Severin opened his mouth and closed it again. Then, very reluctantly, he said, “That is…not entirely inaccurate.”
Ravik made a low rumbling sound that sounded suspiciously like amusement and Cassandra pointed at him without looking.
“Do not laugh.”
“Ravik is not laughing,” he protested.
“You absolutely are laughing,” she snapped.
“Only on the inside,” Ravik said mildly.
Severin stared at his friend and Cassandra turned her head and stared too. Had the Beast Kindred made a joke?
Then, despite the fear in her eyes and the flush in her cheeks, the curvy little human burst out laughing.
The sound filled the narrow lab like a ray of sunlight and for one brief, impossible second, Severin forgot the virus, forgot the tests—even forgot the danger.
He forgot everything except Cassandra laughing with Ravik’s arms around her and the knowledge that he would do whatever it took to keep that sound in the world.
Then the hologram flickered behind him, casting green light over her face and the laughter faded.
Cassandra looked at the twisting pathway again.
“So what happens now?” she asked quietly.
Severin wished he had a definitive answer for her, but they were still very much on unproven and experimental ground.
“We find out how much of your symptemology is the virus,” he said, “And how much is your body fighting back.”
She looked at him, then at Ravik, then down at herself as though she no longer quite trusted the signals coming from her own body.
“What if my body wants something…embarrassing?”
“You never need to feel embarrassed around us,” Severin said softly. “Ravik and I will give you anything you need…anything you want. And there’s no judgment in science—only hypotheses and results.”
His words seemed to reassure her—at least a little.
“Well…all right.” She nodded. “I guess that will work, for now, anyway.”

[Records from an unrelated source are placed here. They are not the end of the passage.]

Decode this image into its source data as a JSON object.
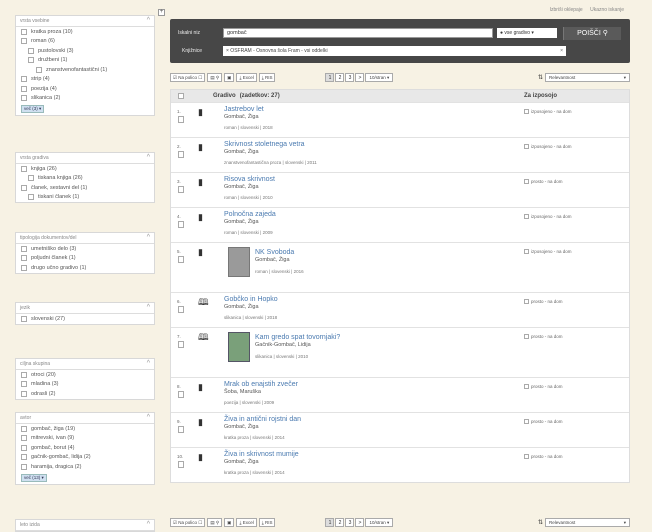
{
  "top_links": [
    "Izbriši oklepaje",
    "Ukazno iskanje"
  ],
  "search": {
    "label_query": "Iskalni niz",
    "query": "gombač",
    "scope": "vse gradivo",
    "button": "POIŠČI",
    "label_libraries": "Knjižnice",
    "library": "× OSFRAM - Osnovna šola Fram - vsi oddelki"
  },
  "toolbar": {
    "put_on_list": "Na polico",
    "save": "Excel",
    "export": "RIS",
    "pages": [
      "1",
      "2",
      "3"
    ],
    "next": ">",
    "per_page": "10/stran",
    "sort": "Relevantnost"
  },
  "results": {
    "col_material": "Gradivo",
    "col_count": "(zadetkov: 27)",
    "col_loan": "Za izposojo",
    "items": [
      {
        "num": "1.",
        "title": "Jastrebov let",
        "author": "Gombač, Žiga",
        "meta": "roman | slovenski | 2018",
        "avail": "izposojeno - na dom",
        "icon": "book"
      },
      {
        "num": "2.",
        "title": "Skrivnost stoletnega vetra",
        "author": "Gombač, Žiga",
        "meta": "znanstvenofantastična proza | slovenski | 2011",
        "avail": "izposojeno - na dom",
        "icon": "book"
      },
      {
        "num": "3.",
        "title": "Risova skrivnost",
        "author": "Gombač, Žiga",
        "meta": "roman | slovenski | 2010",
        "avail": "prosto - na dom",
        "icon": "book"
      },
      {
        "num": "4.",
        "title": "Polnočna zajeda",
        "author": "Gombač, Žiga",
        "meta": "roman | slovenski | 2009",
        "avail": "izposojeno - na dom",
        "icon": "book"
      },
      {
        "num": "5.",
        "title": "NK Svoboda",
        "author": "Gombač, Žiga",
        "meta": "roman | slovenski | 2016",
        "avail": "izposojeno - na dom",
        "icon": "book",
        "cover": true
      },
      {
        "num": "6.",
        "title": "Gobčko in Hopko",
        "author": "Gombač, Žiga",
        "meta": "slikanica | slovenski | 2018",
        "avail": "prosto - na dom",
        "icon": "openbook"
      },
      {
        "num": "7.",
        "title": "Kam gredo spat tovornjaki?",
        "author": "Gačnik-Gombač, Lidija",
        "meta": "slikanica | slovenski | 2010",
        "avail": "prosto - na dom",
        "icon": "openbook",
        "cover": true
      },
      {
        "num": "8.",
        "title": "Mrak ob enajstih zvečer",
        "author": "Šoba, Maruška",
        "meta": "poezija | slovenski | 2009",
        "avail": "prosto - na dom",
        "icon": "book"
      },
      {
        "num": "9.",
        "title": "Živa in antični rojstni dan",
        "author": "Gombač, Žiga",
        "meta": "kratka proza | slovenski | 2014",
        "avail": "prosto - na dom",
        "icon": "book"
      },
      {
        "num": "10.",
        "title": "Živa in skrivnost mumije",
        "author": "Gombač, Žiga",
        "meta": "kratka proza | slovenski | 2014",
        "avail": "prosto - na dom",
        "icon": "book"
      }
    ]
  },
  "facets": [
    {
      "title": "vrsta vsebine",
      "items": [
        {
          "label": "kratka proza (10)",
          "lvl": 1
        },
        {
          "label": "roman (6)",
          "lvl": 1
        },
        {
          "label": "pustolovski (3)",
          "lvl": 2
        },
        {
          "label": "družbeni (1)",
          "lvl": 2
        },
        {
          "label": "znanstvenofantastični (1)",
          "lvl": 3
        },
        {
          "label": "strip (4)",
          "lvl": 1
        },
        {
          "label": "poezija (4)",
          "lvl": 1
        },
        {
          "label": "slikanica (2)",
          "lvl": 1
        }
      ],
      "more": "več (3) ▾"
    },
    {
      "title": "vrsta gradiva",
      "items": [
        {
          "label": "knjiga (26)",
          "lvl": 1
        },
        {
          "label": "tiskana knjiga (26)",
          "lvl": 2
        },
        {
          "label": "članek, sestavni del (1)",
          "lvl": 1
        },
        {
          "label": "tiskani članek (1)",
          "lvl": 2
        }
      ]
    },
    {
      "title": "tipologija dokumentov/del",
      "items": [
        {
          "label": "umetniško delo (3)",
          "lvl": 1
        },
        {
          "label": "poljudni članek (1)",
          "lvl": 1
        },
        {
          "label": "drugo učno gradivo (1)",
          "lvl": 1
        }
      ]
    },
    {
      "title": "jezik",
      "items": [
        {
          "label": "slovenski (27)",
          "lvl": 1
        }
      ]
    },
    {
      "title": "ciljna skupina",
      "items": [
        {
          "label": "otroci (20)",
          "lvl": 1
        },
        {
          "label": "mladina (3)",
          "lvl": 1
        },
        {
          "label": "odrasli (2)",
          "lvl": 1
        }
      ]
    },
    {
      "title": "avtor",
      "items": [
        {
          "label": "gombač, žiga (19)",
          "lvl": 1
        },
        {
          "label": "mitrevski, ivan (9)",
          "lvl": 1
        },
        {
          "label": "gombač, borut (4)",
          "lvl": 1
        },
        {
          "label": "gačnik-gombač, lidija (2)",
          "lvl": 1
        },
        {
          "label": "haramija, dragica (2)",
          "lvl": 1
        }
      ],
      "more": "več (13) ▾"
    },
    {
      "title": "leto izida",
      "items": []
    }
  ]
}
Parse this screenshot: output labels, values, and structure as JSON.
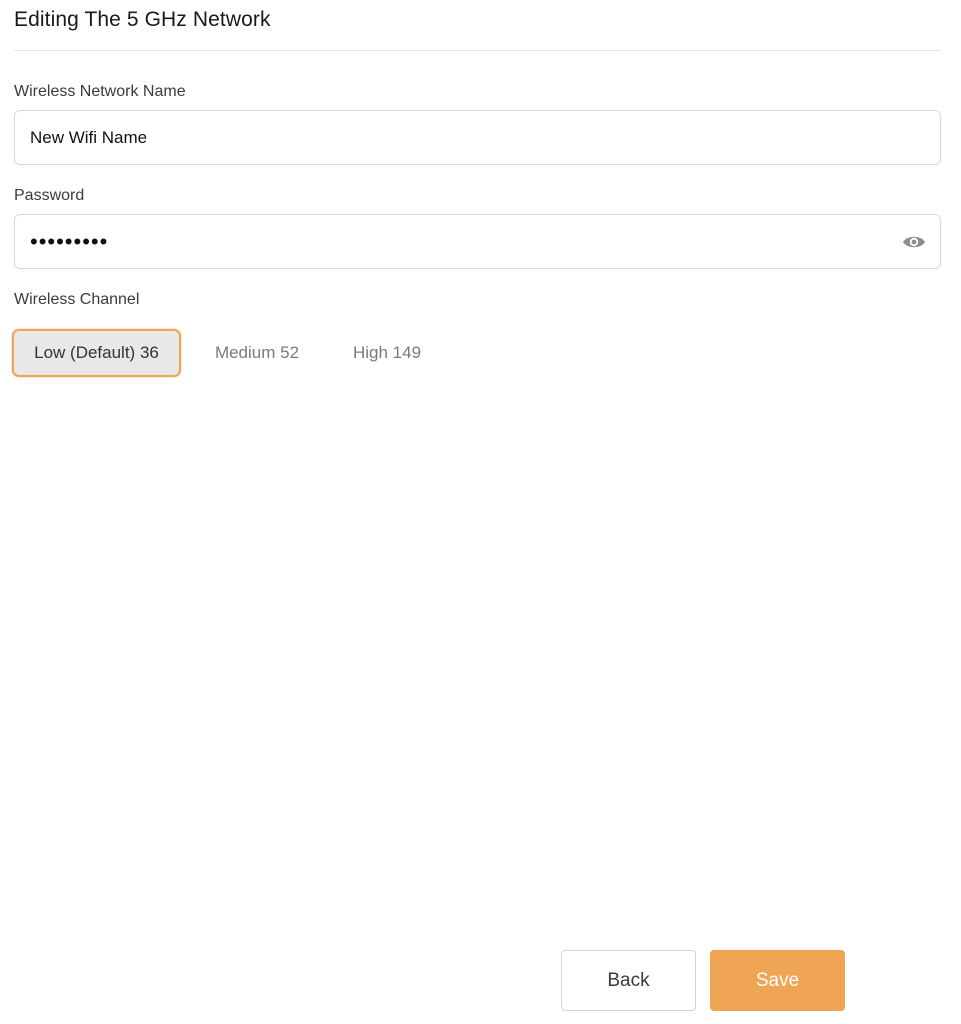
{
  "header": {
    "title": "Editing The 5 GHz Network"
  },
  "form": {
    "network_name": {
      "label": "Wireless Network Name",
      "value": "New Wifi Name"
    },
    "password": {
      "label": "Password",
      "value": "•••••••••",
      "toggle_icon": "eye-icon"
    },
    "channel": {
      "label": "Wireless Channel",
      "options": [
        {
          "label": "Low (Default) 36",
          "selected": true
        },
        {
          "label": "Medium 52",
          "selected": false
        },
        {
          "label": "High 149",
          "selected": false
        }
      ]
    }
  },
  "actions": {
    "back_label": "Back",
    "save_label": "Save"
  },
  "colors": {
    "accent": "#f0a555",
    "selected_bg": "#e8e8e8",
    "border": "#d9d9d9"
  }
}
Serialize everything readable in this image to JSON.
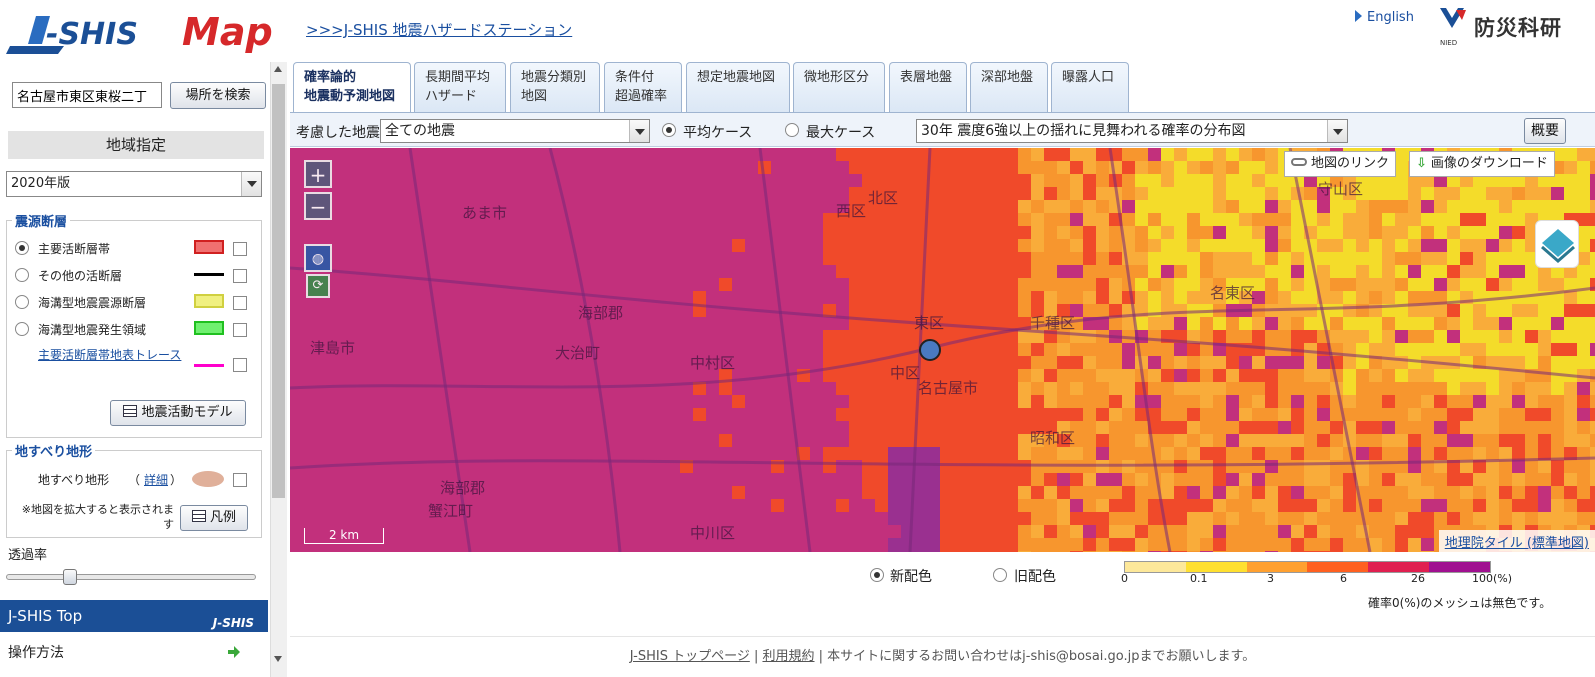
{
  "header": {
    "logo_text": "J-SHIS Map",
    "top_link": ">>>J-SHIS 地震ハザードステーション",
    "english": "English",
    "nied_name": "防災科研",
    "nied_sub": "NIED"
  },
  "sidebar": {
    "search_value": "名古屋市東区東桜二丁",
    "search_button": "場所を検索",
    "region_title": "地域指定",
    "year_select": "2020年版",
    "fault_section": {
      "title": "震源断層",
      "items": [
        {
          "label": "主要活断層帯",
          "selected": true,
          "swatch": "#f07070"
        },
        {
          "label": "その他の活断層",
          "selected": false,
          "swatch": "#000000"
        },
        {
          "label": "海溝型地震震源断層",
          "selected": false,
          "swatch": "#f0f080"
        },
        {
          "label": "海溝型地震発生領域",
          "selected": false,
          "swatch": "#70f070"
        }
      ],
      "trace_link": "主要活断層帯地表トレース",
      "trace_color": "#ff00cc",
      "model_button": "地震活動モデル"
    },
    "landslide_section": {
      "title": "地すべり地形",
      "label": "地すべり地形",
      "paren_open": "（",
      "detail_link": "詳細",
      "paren_close": "）",
      "swatch": "#e0b09a",
      "note": "※地図を拡大すると表示されます",
      "legend_button": "凡例"
    },
    "transparency_label": "透過率",
    "transparency_value": 0.24,
    "jshis_top": "J-SHIS Top",
    "jshis_top_badge": "J-SHIS",
    "operation": "操作方法"
  },
  "tabs": [
    {
      "line1": "確率論的",
      "line2": "地震動予測地図",
      "active": true
    },
    {
      "line1": "長期間平均",
      "line2": "ハザード"
    },
    {
      "line1": "地震分類別",
      "line2": "地図"
    },
    {
      "line1": "条件付",
      "line2": "超過確率"
    },
    {
      "line1": "想定地震地図",
      "line2": ""
    },
    {
      "line1": "微地形区分",
      "line2": ""
    },
    {
      "line1": "表層地盤",
      "line2": ""
    },
    {
      "line1": "深部地盤",
      "line2": ""
    },
    {
      "line1": "曝露人口",
      "line2": ""
    }
  ],
  "toolbar": {
    "quake_label": "考慮した地震",
    "quake_value": "全ての地震",
    "case_avg": "平均ケース",
    "case_max": "最大ケース",
    "map_value": "30年 震度6強以上の揺れに見舞われる確率の分布図",
    "summary": "概要"
  },
  "map": {
    "link_button": "地図のリンク",
    "download_button": "画像のダウンロード",
    "zoom_in": "+",
    "zoom_out": "−",
    "scale": "2 km",
    "tile_link": "地理院タイル (標準地図)",
    "labels": [
      {
        "text": "あま市"
      },
      {
        "text": "海部郡"
      },
      {
        "text": "大治町"
      },
      {
        "text": "津島市"
      },
      {
        "text": "中村区"
      },
      {
        "text": "中川区"
      },
      {
        "text": "海部郡"
      },
      {
        "text": "蟹江町"
      },
      {
        "text": "西区"
      },
      {
        "text": "北区"
      },
      {
        "text": "東区"
      },
      {
        "text": "中区"
      },
      {
        "text": "名古屋市"
      },
      {
        "text": "昭和区"
      },
      {
        "text": "千種区"
      },
      {
        "text": "名東区"
      },
      {
        "text": "守山区"
      }
    ]
  },
  "legend": {
    "new_color": "新配色",
    "old_color": "旧配色",
    "colors": [
      "#fde89a",
      "#ffe030",
      "#ffa030",
      "#ff6020",
      "#e02050",
      "#a01090"
    ],
    "ticks": [
      "0",
      "0.1",
      "3",
      "6",
      "26",
      "100(%)"
    ],
    "note": "確率0(%)のメッシュは無色です。"
  },
  "footer": {
    "top_page": "J-SHIS トップページ",
    "sep": " | ",
    "terms": "利用規約",
    "contact": " | 本サイトに関するお問い合わせはj-shis@bosai.go.jpまでお願いします。"
  }
}
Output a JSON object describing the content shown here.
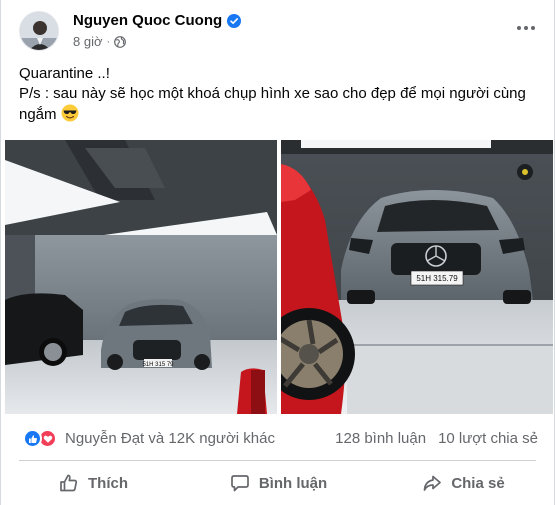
{
  "post": {
    "author_name": "Nguyen Quoc Cuong",
    "time": "8 giờ",
    "meta_separator": "·",
    "text_line1": "Quarantine ..!",
    "text_line2": "P/s : sau này sẽ học một khoá chụp hình xe sao cho đẹp để mọi người cùng ngắm",
    "emoji": "smiling-face-with-sunglasses",
    "photos": [
      {
        "plate_text": "51H 315 79"
      },
      {
        "plate_text": "51H 315.79"
      }
    ]
  },
  "reactions": {
    "names": "Nguyễn Đạt và 12K người khác",
    "comments": "128 bình luận",
    "shares": "10 lượt chia sẻ"
  },
  "actions": {
    "like": "Thích",
    "comment": "Bình luận",
    "share": "Chia sẻ"
  },
  "colors": {
    "accent": "#1877f2",
    "love": "#f33e58",
    "secondary_text": "#65676b"
  }
}
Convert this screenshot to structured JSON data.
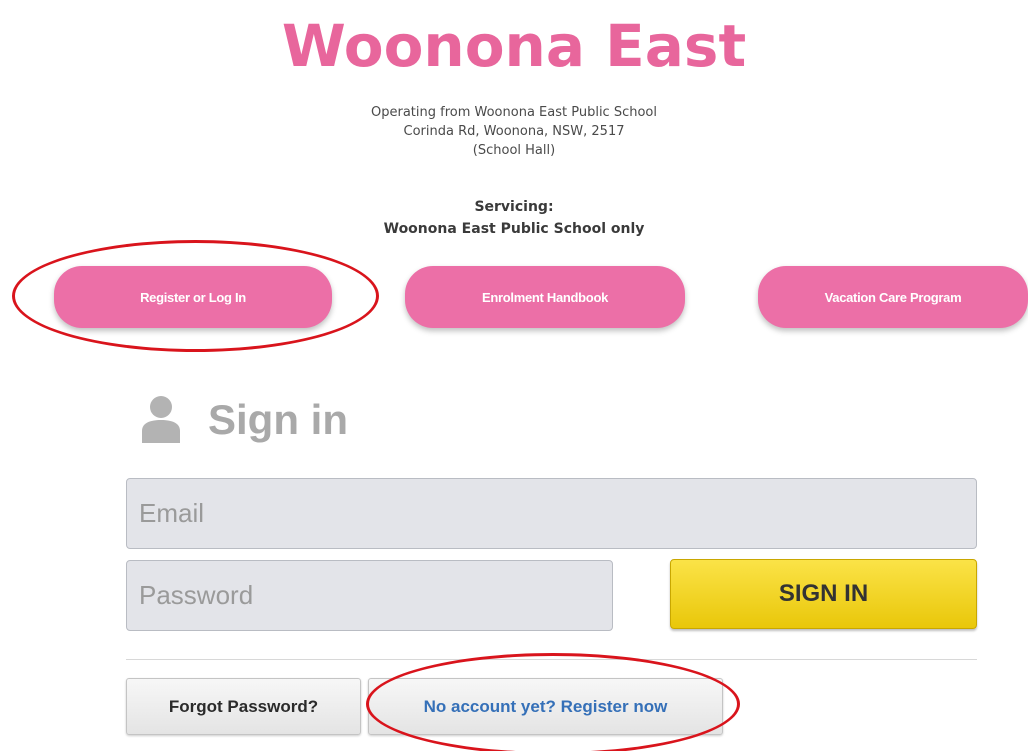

And with that, he had to be content.
But as he watched her lean against Ravik for comfort, he realized the data was becoming clear. In Cassandra, the virus was creating sexual need. Ravik’s seed might help it and Severin’s own essence might as well but that had to be her choice.
In the meantime, all he could do was keep looking for a cure so the three of them could get out of here and go back to the Mother Ship.